Nearly 20 years ago, Art Bell created the wildly popular radio program Coast to Coast AM, a wee-hour forum for weird science. We asked him why the show entertains, even encourages, the crazies.
Wired: You were hosting a political talk show before you jumped to the supernatural. What inspired the switch?
Bell: I was crushingly bored talking about politics 30 hours a week. So one day I said, "The hell with it," and I brought on John Lear, a very outspoken ufologist. The audience just went nuts! The phones lit up.
Wired: How did your bosses react?
Bell: They had heart attacks. But when the ratings came in, we were overwhelmingly number one. I was lucky because the show was on at night. There's a different breed of person awake at those hours. And the world is a quieter place, with less to distract us from esoteric thought. I think—no, I'm sure—Coast to Coast wouldn't work with a daytime audience.
Wired: Why are people so drawn to the paranormal?
Bell: The same reason we're drawn to God. The greatest question of all is whether our experience on this planet is "it" or whether there is something else. Things in the supernatural realm give support, strangely perhaps, to the things we take on faith.

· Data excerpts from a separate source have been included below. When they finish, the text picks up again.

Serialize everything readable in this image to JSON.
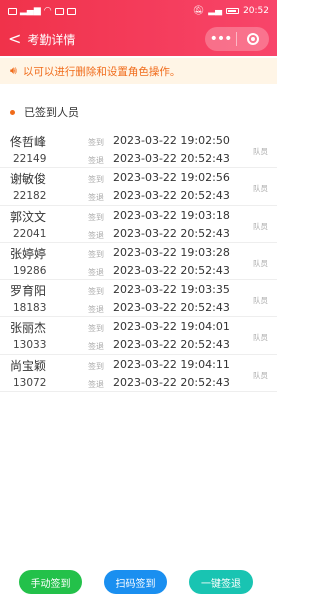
{
  "status_bar": {
    "time": "20:52"
  },
  "navbar": {
    "back_symbol": "<",
    "title": "考勤详情"
  },
  "notice": {
    "icon": "speaker-icon",
    "text": "以可以进行删除和设置角色操作。"
  },
  "section": {
    "title": "已签到人员"
  },
  "labels": {
    "sign_in": "签到",
    "sign_out": "签退"
  },
  "records": [
    {
      "name": "佟哲峰",
      "id": "22149",
      "sign_in": "2023-03-22 19:02:50",
      "sign_out": "2023-03-22 20:52:43",
      "role": "队员"
    },
    {
      "name": "谢敏俊",
      "id": "22182",
      "sign_in": "2023-03-22 19:02:56",
      "sign_out": "2023-03-22 20:52:43",
      "role": "队员"
    },
    {
      "name": "郭汶文",
      "id": "22041",
      "sign_in": "2023-03-22 19:03:18",
      "sign_out": "2023-03-22 20:52:43",
      "role": "队员"
    },
    {
      "name": "张婷婷",
      "id": "19286",
      "sign_in": "2023-03-22 19:03:28",
      "sign_out": "2023-03-22 20:52:43",
      "role": "队员"
    },
    {
      "name": "罗育阳",
      "id": "18183",
      "sign_in": "2023-03-22 19:03:35",
      "sign_out": "2023-03-22 20:52:43",
      "role": "队员"
    },
    {
      "name": "张丽杰",
      "id": "13033",
      "sign_in": "2023-03-22 19:04:01",
      "sign_out": "2023-03-22 20:52:43",
      "role": "队员"
    },
    {
      "name": "尚宝颖",
      "id": "13072",
      "sign_in": "2023-03-22 19:04:11",
      "sign_out": "2023-03-22 20:52:43",
      "role": "队员"
    }
  ],
  "buttons": {
    "manual": "手动签到",
    "scan": "扫码签到",
    "sign_out_all": "一键签退"
  },
  "colors": {
    "header": "#f0324a",
    "accent": "#f06b1a",
    "manual": "#23c14a",
    "scan": "#1a8ff0",
    "sign_out_all": "#19c4b2"
  }
}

Like ghosts, for example—they underscore the possibility of an afterlife.
Wired: Do you believe in ghosts?
Bell: I've never seen one, so I'm skeptical. But I do believe in the paranormal, that there are things our brains just can't understand.
Wired: As you're listening to callers, how often do you think, "No f-ing way"?
Bell: Oh, all the time. But if you're into a really great tale, then it doesn't actually matter if it's true or not.
Wired: The funny thing about radio is that you never have to show any evidence.
Bell: That's right. That's why radio is "the theater of the mind."